Among them is Lilia Morales, a 47-year-old mother of three who started running with Matilde seven years ago. She was struck by Matilde’s story about Maria.
Morales could relate to her journey. She, too, moved from Mexico when she was young, just 17 years old, and struggled with a new language and culture.
And she shared in the passion for St. Jude, especially after seeing race routes lined with pictures of childrens’ faces and receiving thank-you notes from patients being treated by the research hospital.
During one race in Seattle, her friend, one of the Heroes Latinos members running in honor of her friend’s daughter who was fighting leukemia, felt as though she couldn’t keep going up a steep hill. With tears in her eyes, she started walking backwards. Then she noticed pictures of St. Jude patients along the way, and supporters started cheering for her.
"You can do it mama, keep going!" people yelled, spurring her to the finish.
Many Heroes Latinos are not wealthy, but still work to aid a place that supports families when their children are sick. Matilde said she’s been lucky that her family hasn’t been touched by cancer, but she knows how it feels to have a child suffer.
Her son, now in his 30s, is a U.S. Marine veteran who was deployed to Afghanistan. He returned to face PTSD and chronic pain, she said. While he is doing better, working toward a goal of getting an advanced degree in genetics, it was a tough road.
“When I signed up for the first marathon, I also did it to cope with him joining the military service. I mean you go nuts thinking, what could be happening to him?” she said. Later, after his return, running also helped her cope. “I'm helping St. Jude, but at the same time, I’m helping myself,” she said.
At one race in Seattle, Matilde was running with 10 other St. Jude Heroes. She was recovering from an automobile accident and had just lost her mother.
“My whole body was trying to give up. It felt like the grieving from my mom's loss went to my body. The first five miles were like running on splinters. By mile 18, I was cramping up so bad that I didn't know if I was going to keep going,” she said.
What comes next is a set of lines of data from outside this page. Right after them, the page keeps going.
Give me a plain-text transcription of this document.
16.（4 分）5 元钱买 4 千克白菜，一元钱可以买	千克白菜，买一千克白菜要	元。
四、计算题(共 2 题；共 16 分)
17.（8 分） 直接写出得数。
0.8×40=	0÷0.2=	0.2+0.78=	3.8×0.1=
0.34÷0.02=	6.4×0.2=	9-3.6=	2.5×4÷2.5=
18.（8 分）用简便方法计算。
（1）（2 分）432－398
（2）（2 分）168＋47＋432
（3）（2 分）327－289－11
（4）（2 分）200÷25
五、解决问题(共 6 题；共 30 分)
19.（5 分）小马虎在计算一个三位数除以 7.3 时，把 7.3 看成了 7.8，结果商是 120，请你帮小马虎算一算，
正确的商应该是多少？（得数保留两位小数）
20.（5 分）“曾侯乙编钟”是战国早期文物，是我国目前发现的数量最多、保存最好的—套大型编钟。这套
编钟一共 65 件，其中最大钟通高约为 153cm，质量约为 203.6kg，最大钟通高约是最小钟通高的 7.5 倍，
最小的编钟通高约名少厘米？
“But I figured you know, my mom would never have given up. And the children of St Jude go through a lot worse than what I'm going through,” she said. "I pushed through and I was able to cross the finish line.”
Matilde spends her days working in early childhood education, boosting kindergarten readiness and connecting families to resources that they might need so children have a strong foundation to succeed.
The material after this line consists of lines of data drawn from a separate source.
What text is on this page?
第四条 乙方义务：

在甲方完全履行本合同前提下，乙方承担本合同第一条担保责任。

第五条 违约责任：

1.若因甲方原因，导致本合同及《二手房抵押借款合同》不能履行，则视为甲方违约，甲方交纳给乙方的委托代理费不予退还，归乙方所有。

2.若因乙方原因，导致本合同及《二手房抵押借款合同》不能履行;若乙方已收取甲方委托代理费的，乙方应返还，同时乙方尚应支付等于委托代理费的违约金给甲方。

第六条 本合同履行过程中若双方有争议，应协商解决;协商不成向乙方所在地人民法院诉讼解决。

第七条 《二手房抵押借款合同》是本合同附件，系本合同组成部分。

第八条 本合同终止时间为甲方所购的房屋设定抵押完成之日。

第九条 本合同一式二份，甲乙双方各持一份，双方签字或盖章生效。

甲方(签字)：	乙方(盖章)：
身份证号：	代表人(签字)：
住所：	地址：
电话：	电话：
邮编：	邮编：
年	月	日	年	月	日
After work, she’s busy registering more people for races in the Pacific Northwest, especially after cancellations in 2020 because of the COVID-19 pandemic. She urges people on social media to join the cause.
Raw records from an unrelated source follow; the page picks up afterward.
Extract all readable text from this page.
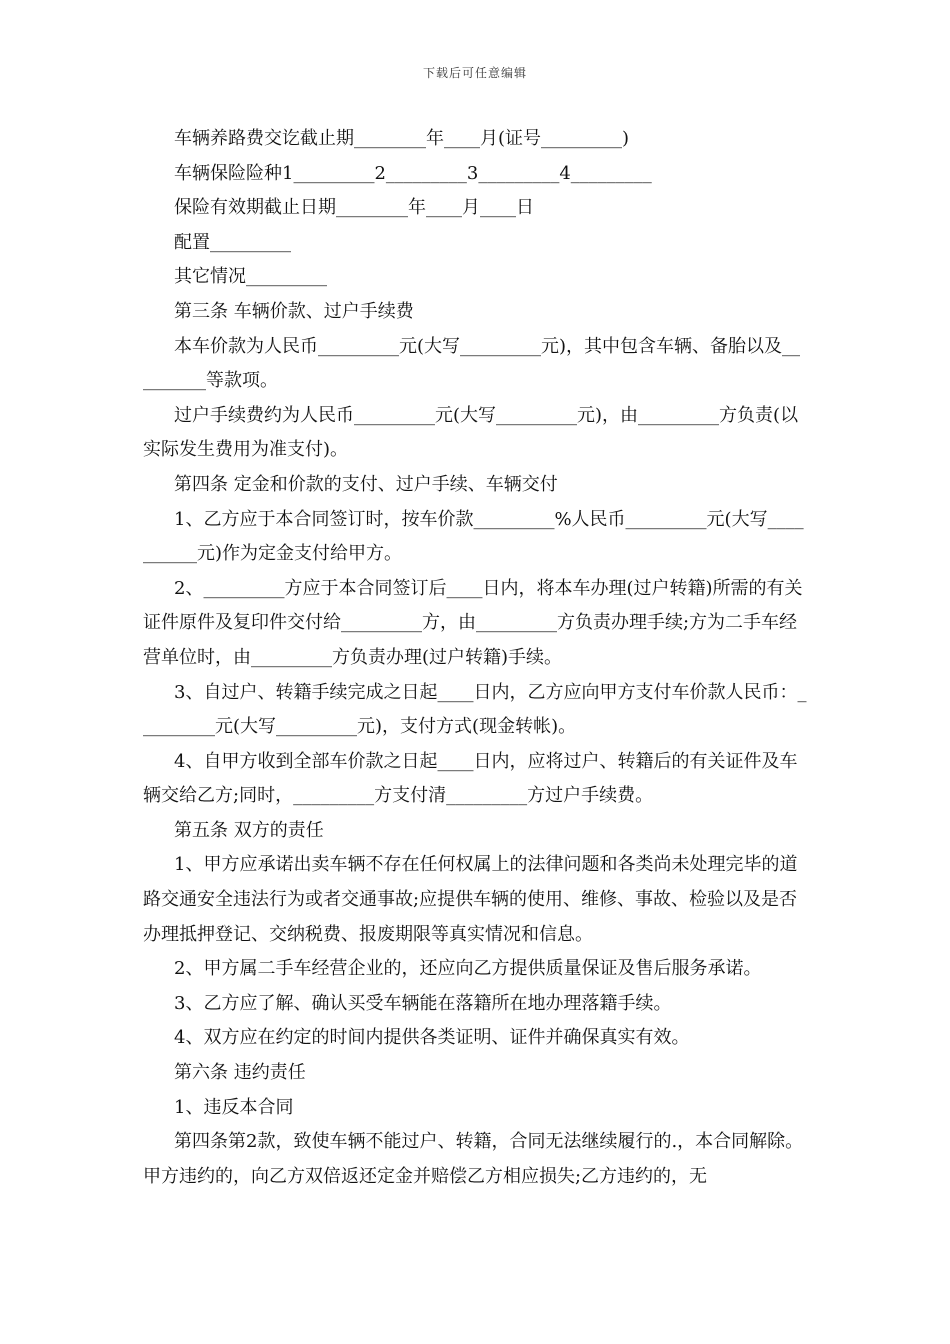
下载后可任意编辑

车辆养路费交讫截止期________年____月(证号_________)

车辆保险险种1_________2_________3_________4_________

保险有效期截止日期________年____月____日

配置_________

其它情况_________

第三条 车辆价款、过户手续费

本车价款为人民币_________元(大写_________元)，其中包含车辆、备胎以及_________等款项。

过户手续费约为人民币_________元(大写_________元)，由_________方负责(以实际发生费用为准支付)。

第四条 定金和价款的支付、过户手续、车辆交付

1、乙方应于本合同签订时，按车价款_________%人民币_________元(大写__________元)作为定金支付给甲方。

2、_________方应于本合同签订后____日内，将本车办理(过户转籍)所需的有关证件原件及复印件交付给_________方，由_________方负责办理手续;方为二手车经营单位时，由_________方负责办理(过户转籍)手续。

3、自过户、转籍手续完成之日起____日内，乙方应向甲方支付车价款人民币：_________元(大写_________元)，支付方式(现金转帐)。

4、自甲方收到全部车价款之日起____日内，应将过户、转籍后的有关证件及车辆交给乙方;同时，_________方支付清_________方过户手续费。

第五条 双方的责任

1、甲方应承诺出卖车辆不存在任何权属上的法律问题和各类尚未处理完毕的道路交通安全违法行为或者交通事故;应提供车辆的使用、维修、事故、检验以及是否办理抵押登记、交纳税费、报废期限等真实情况和信息。

2、甲方属二手车经营企业的，还应向乙方提供质量保证及售后服务承诺。

3、乙方应了解、确认买受车辆能在落籍所在地办理落籍手续。

4、双方应在约定的时间内提供各类证明、证件并确保真实有效。

第六条 违约责任

1、违反本合同

第四条第2款，致使车辆不能过户、转籍，合同无法继续履行的.，本合同解除。甲方违约的，向乙方双倍返还定金并赔偿乙方相应损失;乙方违约的，无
Matilde’s cousin, Cecilia Pelayo, grew up in the same Mexican town as her. She now works for a Portland-area community college where she helps clients with English as a second language.
When it came to being recruited to become a St. Jude Hero, she wasn’t so sure at first.
Matilde understood. She, too, had wondered if she could run a marathon at first, and repeatedly tried to talk herself out of it. So she persisted with Cecilia.
“She didn’t give up on me. Finally I said, 'OK. But I have no idea how to run.' I was overweight. I made changes in what I eat. She said, ‘It’s OK. If you need to start walking, you start walking,’” she said. “She helps with warming up. If we have to walk, she’ll walk with us — even if she can run. She’ll wait for us.”
One winter day, Cecilia said, they were training for a 2019 race. “It was freezing cold, like 17 degrees, windy. I was just praying the whole time. I didn’t give up because she didn't say anything about being cold. I think about the needs of the kids, how difficult life must be for the families. Knowing that you’re helping somehow...it’s just amazing.”
Matilde’s experience as a young girl losing her only friend to cancer — and her passion to raise money for the St. Jude mission — has created a ripple effect in Oregon’s Latino community, Cecilia said.
“Her dream is a big group with the Latino community running for St. Jude. She’ll be able to do that,” Cecilia said. “Now we all believe in the mission of St. Jude.”